Perhaps I was in a daze. Perhaps I’d taken a knock on the head when I fell, but when I looked upon the monstrous bicycle lying propped in the gutter, there was not a mark upon it despite having just been hit hard enough to toss me, the rider, off of it into the street and send it prancing erratically toward the gutter like a gazelle with its legs taped together. I stared at it, then looked into the face of the man who’d been driving the cab that struck me. He was attempting to get my attention to ask if I was ok, but looked as though he were about to give up asking and just drive off. I was, after all, standing up and not howling or bleeding.
“I’m fine.” I said, and he was back in his cab and away seemingly before the words had had a chance to reach his stubbled cheek.
After he’d gone, I walked slowly toward the two wheeled monster that it was my unlucky lot to bring to life. I couldn’t believe my eyes, as I would have sworn that I’d just seen its frame in a twisted heap moments before. Yet it was as I was: unharmed.

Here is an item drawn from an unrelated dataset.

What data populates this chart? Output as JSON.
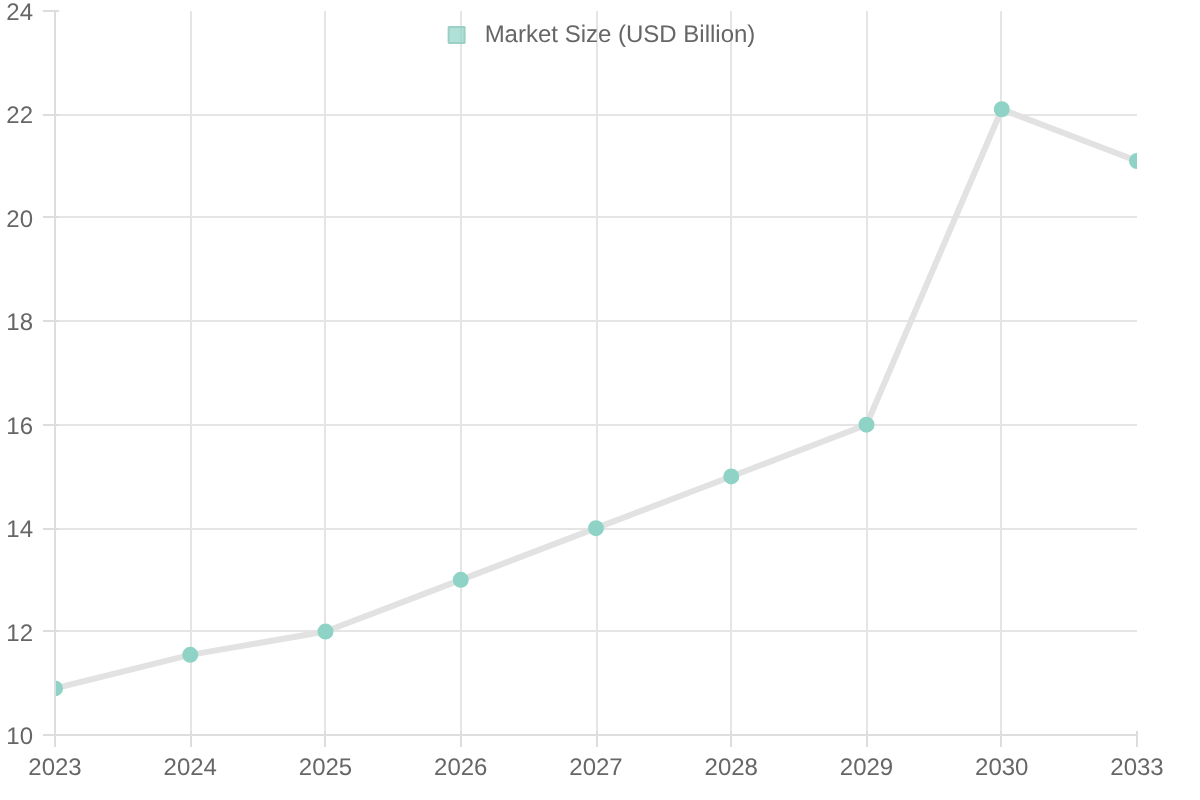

I picked it up but did not ride it. I’d had enough of the damned evil thing and only wanted to rest my head and take a break from life for a few hours. I decided to start the process of dismantling it, intending to finish on the day after, but since the tires were wet I didn’t want to roll it though my house to my workshop. I decided to just go in, fetch a few tools, dismantle the bike partially on my front stairs, then bring the wheels and frame inside so I could more easily keep dirt and rainwater off my rugs.
I went inside to grab my T-handle allen wrenches, then realized I already had my 4/5/6mm Y wrench in my pocket from adjusting the seatpost collar before I rode and the stem just after my first crash. I walked back outside and the monster had fled.
Yes, I say “fled” because though it may have been stolen, I say emphatically to you now that the damned thing has a will of its own. Frantic, I searched the alleyways and streets around my home, running through rain puddles and peeking behind trash bins, but there was nothing to be found. Blast!
My greatest fear is that some unsuspecting child has ended up atop the monster and will suffer grave injury thanks to my carelessness in creating it to begin with. I cannot abide this thought!
I vowed that night to find the monster, and I have been searching for it ever since. I have tracked it across Zimbabwe, Through Mozambique, and now here to Tanzania as you find me today. I must find it before it hurts someone!